North Dakota exceeded its monthly production level projections for April, but it may be losing its bragging rights to New Mexico as the second largest oil producing state.

Oil production was up 1% in April month/month to 33.6 million bbl, or 1.126 million b/d. Natural gas output grew at a 3.1% rate to 88.89 Bcf, or 2.96 Bcf/d. Gas output running ahead of oil production carries some longer term impact on gas capture, said Department of Mineral Resources director Lynn Helms. 

“At best we’re in a foot race for second with New Mexico, and at worst, they’ve replaced us, and that is an interesting development in terms of where North Dakota and the Bakken sit.”

The Energy Information Administration reported Monday that New Mexico, which shares a prolific slice of the Permian Basin with Texas, in March produced the most oil and gas on record. Oil output averaged 1.16 million b/d, while gas production climbed to 6.19 Bcf/d. 

During the monthly webinar Monday, Helms said drilled uncompleted wells, or DUCs, increased during April. 

“Our drilling rigs are outpacing our completion crews, so we saw wells waiting on completion go up by more than a hundred in April,” he said. Total DUCs rose to 731. “We expected in April to begin drawing that inventory down,” but the rig count went from 15 in April to about 20 currently. Hydraulic fracturing (fracking) crews also have declined slightly, down by one to eight running today.

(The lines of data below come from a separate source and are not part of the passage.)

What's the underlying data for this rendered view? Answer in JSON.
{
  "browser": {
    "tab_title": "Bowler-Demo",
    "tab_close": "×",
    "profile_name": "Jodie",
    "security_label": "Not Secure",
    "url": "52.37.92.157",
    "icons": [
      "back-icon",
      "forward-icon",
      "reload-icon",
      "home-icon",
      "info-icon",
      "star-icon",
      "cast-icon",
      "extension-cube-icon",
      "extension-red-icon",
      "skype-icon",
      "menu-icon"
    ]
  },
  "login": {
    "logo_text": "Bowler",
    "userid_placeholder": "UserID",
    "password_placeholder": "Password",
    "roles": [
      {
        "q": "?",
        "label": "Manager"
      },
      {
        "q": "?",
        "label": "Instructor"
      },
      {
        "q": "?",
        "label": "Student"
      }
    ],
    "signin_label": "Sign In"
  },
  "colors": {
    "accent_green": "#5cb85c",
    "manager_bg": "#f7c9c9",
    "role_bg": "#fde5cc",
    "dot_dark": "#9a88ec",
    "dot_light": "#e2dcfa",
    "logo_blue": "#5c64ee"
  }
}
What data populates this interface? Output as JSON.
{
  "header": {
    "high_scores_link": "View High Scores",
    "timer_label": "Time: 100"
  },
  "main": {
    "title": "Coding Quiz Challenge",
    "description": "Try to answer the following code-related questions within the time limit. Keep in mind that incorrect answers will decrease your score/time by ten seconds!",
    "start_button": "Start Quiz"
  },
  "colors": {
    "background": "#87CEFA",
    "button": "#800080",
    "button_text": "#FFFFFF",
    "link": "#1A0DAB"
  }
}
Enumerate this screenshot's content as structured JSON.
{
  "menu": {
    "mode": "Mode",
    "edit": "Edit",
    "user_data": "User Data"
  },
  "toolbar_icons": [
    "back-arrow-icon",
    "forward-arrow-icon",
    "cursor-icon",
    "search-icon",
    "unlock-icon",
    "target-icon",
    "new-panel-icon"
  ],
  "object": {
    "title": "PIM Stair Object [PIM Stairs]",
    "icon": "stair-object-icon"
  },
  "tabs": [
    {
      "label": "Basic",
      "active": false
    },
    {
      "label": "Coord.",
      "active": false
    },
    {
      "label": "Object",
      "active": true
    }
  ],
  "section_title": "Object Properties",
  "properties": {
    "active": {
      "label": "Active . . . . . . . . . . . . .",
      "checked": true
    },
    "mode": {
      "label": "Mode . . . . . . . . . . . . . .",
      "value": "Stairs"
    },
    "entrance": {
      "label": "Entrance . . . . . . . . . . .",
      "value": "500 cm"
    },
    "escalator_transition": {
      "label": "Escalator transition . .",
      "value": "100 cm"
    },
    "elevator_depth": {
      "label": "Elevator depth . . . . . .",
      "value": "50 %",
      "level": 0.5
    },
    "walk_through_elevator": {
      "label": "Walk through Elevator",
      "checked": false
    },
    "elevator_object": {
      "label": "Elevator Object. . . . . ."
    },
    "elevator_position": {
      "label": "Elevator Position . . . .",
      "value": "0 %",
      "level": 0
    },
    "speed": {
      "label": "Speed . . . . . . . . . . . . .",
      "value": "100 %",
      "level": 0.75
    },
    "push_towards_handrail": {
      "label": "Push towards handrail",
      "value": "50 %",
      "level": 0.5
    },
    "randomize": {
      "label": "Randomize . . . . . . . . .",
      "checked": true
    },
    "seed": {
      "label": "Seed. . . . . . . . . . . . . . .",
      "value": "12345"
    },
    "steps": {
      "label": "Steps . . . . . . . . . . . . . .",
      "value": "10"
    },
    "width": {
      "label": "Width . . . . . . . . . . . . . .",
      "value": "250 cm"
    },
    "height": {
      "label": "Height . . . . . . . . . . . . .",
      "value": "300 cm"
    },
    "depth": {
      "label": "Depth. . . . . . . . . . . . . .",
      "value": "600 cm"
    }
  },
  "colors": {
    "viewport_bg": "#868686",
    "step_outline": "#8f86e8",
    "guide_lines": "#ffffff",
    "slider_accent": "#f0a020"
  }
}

“It is a little concerning that field inspectors are reporting only eight frack crews out there, so that is going to limit our ability to grow production.”

There also was no seismic activity in the Bakken, a “very significant” point, Helms said. “That’s an indicator that companies, if they are looking at future development, are only looking at spacing units that already have a well on it.”

Some leasing activity has occurred on the fringe of the Bakken, particularly near Dickinson, ND, “as companies tend to look at the economics of three- and four-mile laterals and some of the new fracking technologies,” Helms said. That could lead to some new seismic activity in undrilled areas, but “everyone is playing this close to the vest right now.”